Fetch only : http://www.bundoransurfco.com/wp-content/uploads/2014/11/10411096_10152611456607000_886839954460588268_n.jpg

I can fetch every <a> containing href (NSLog(@"%@", url);), my NSPredicate doesn't work, but I really need only href in <div id='gallery-1' ...

Here is my code :

#pragma mark - Regex <a href=http://.........>
        NSRegularExpression *regex = [NSRegularExpression regularExpressionWithPattern:@"<a[^>]*>" options:NSRegularExpressionCaseInsensitive error:nil];
        NSArray *arrayOfAllMatches = [regex matchesInString:stringBDD options:0 range:NSMakeRange(0, [stringBDD length])];

        NSMutableArray *arrayOfURLs = [[NSMutableArray alloc] init];
        for (NSTextCheckingResult *match in arrayOfAllMatches) {
            NSString* substringForMatch = [stringBDD substringWithRange:match.range];
            [arrayOfURLs addObject:substringForMatch];
        }

#pragma mark - NSPredicate
        NSArray *url = [NSArray arrayWithArray:arrayOfURLs];
        NSLog(@"%@", url);
        NSPredicate *predicate = [NSPredicate predicateWithFormat:@"SELF beginswith[c] %@", @"<a href='http://www.bundoransurfco.com/wp-content/uploads/"];
        NSArray *arrayPictures = [url filteredArrayUsingPredicate:predicate];
        NSLog(@"%@", arrayPictures);

#pragma mark - Count number of pictures find
        NSUInteger count = 0, length = [stringBDD length];
        NSRange range = NSMakeRange(0, length);
        while(range.location != NSNotFound)
        {
            range = [stringBDD rangeOfString: @"<a href='http://www.bundoransurfco.com/wp-content/uploads/" options:0 range:range];
            if(range.location != NSNotFound)
            {
                range = NSMakeRange(range.location + range.length, length - (range.location + range.length));
                count++;
            }
        }
        NSLog(@"%zd", count);

UPDATE :

NSURL *url = [NSURL URLWithString:@"http://www.bundoransurfco.com/surf-report/surf-report/?json=1"];
if (url)
{
    NSData * urlDataToParse = [NSData dataWithContentsOfURL:url];
    TFHpple * parser = [TFHpple hppleWithHTMLData:urlDataToParse];
    NSArray * ahrefNodes = [parser searchWithXPathQuery:@"//a[@href]"]; //array of all <a href> and <iframe>
    NSLog(@"%@", ahrefNodes);
}

That gives me a lot of content, and not just <a href > ...

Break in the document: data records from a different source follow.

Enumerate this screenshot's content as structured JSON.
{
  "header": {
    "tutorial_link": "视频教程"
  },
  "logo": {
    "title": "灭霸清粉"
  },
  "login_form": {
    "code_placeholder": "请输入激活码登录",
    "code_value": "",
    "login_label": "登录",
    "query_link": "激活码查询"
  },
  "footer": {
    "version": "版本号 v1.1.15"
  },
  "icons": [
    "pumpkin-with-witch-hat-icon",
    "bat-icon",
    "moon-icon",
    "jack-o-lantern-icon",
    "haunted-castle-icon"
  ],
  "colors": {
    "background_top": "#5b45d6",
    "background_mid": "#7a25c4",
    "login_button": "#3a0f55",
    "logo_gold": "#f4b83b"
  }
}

NSURL *url = [NSURL URLWithString:@"http://www.bundoransurfco.com/surf-report/surf-report/?json=1"];
if (url)
{
    NSData * urlDataToParse = [NSData dataWithContentsOfURL:url];
    TFHpple * parser = [TFHpple hppleWithHTMLData:urlDataToParse];
    NSArray * ahrefNodes = [parser searchWithXPathQuery:@"//div[@id='gallery-1']"]; //array of all <a href> and <iframe>
    NSLog(@"%@", ahrefNodes);
}

Doesn't work :/

Vjardel
  • 1,065
  • 1
  • 13
  • 28
  • Well, what does your JSON data look like? You've just included a stream of HTML with excess of whitespace characters and escape \'s. The URL of the website you list isn't responding at all at the moment, so I cannot check myself. But even so, copy/pasting what you provided yields results... messy results, because of the whitespace and escape \'s. See an example I outputted: http://pastebin.com/uukbpxwb – Louis Tur Mar 24 '15 at 00:14

1 Answers1

0

You can make this a lot easier on yourself by using Hpple. It can parse HTML based on XPath convention (because apparently you shouldn't parse HTML directly).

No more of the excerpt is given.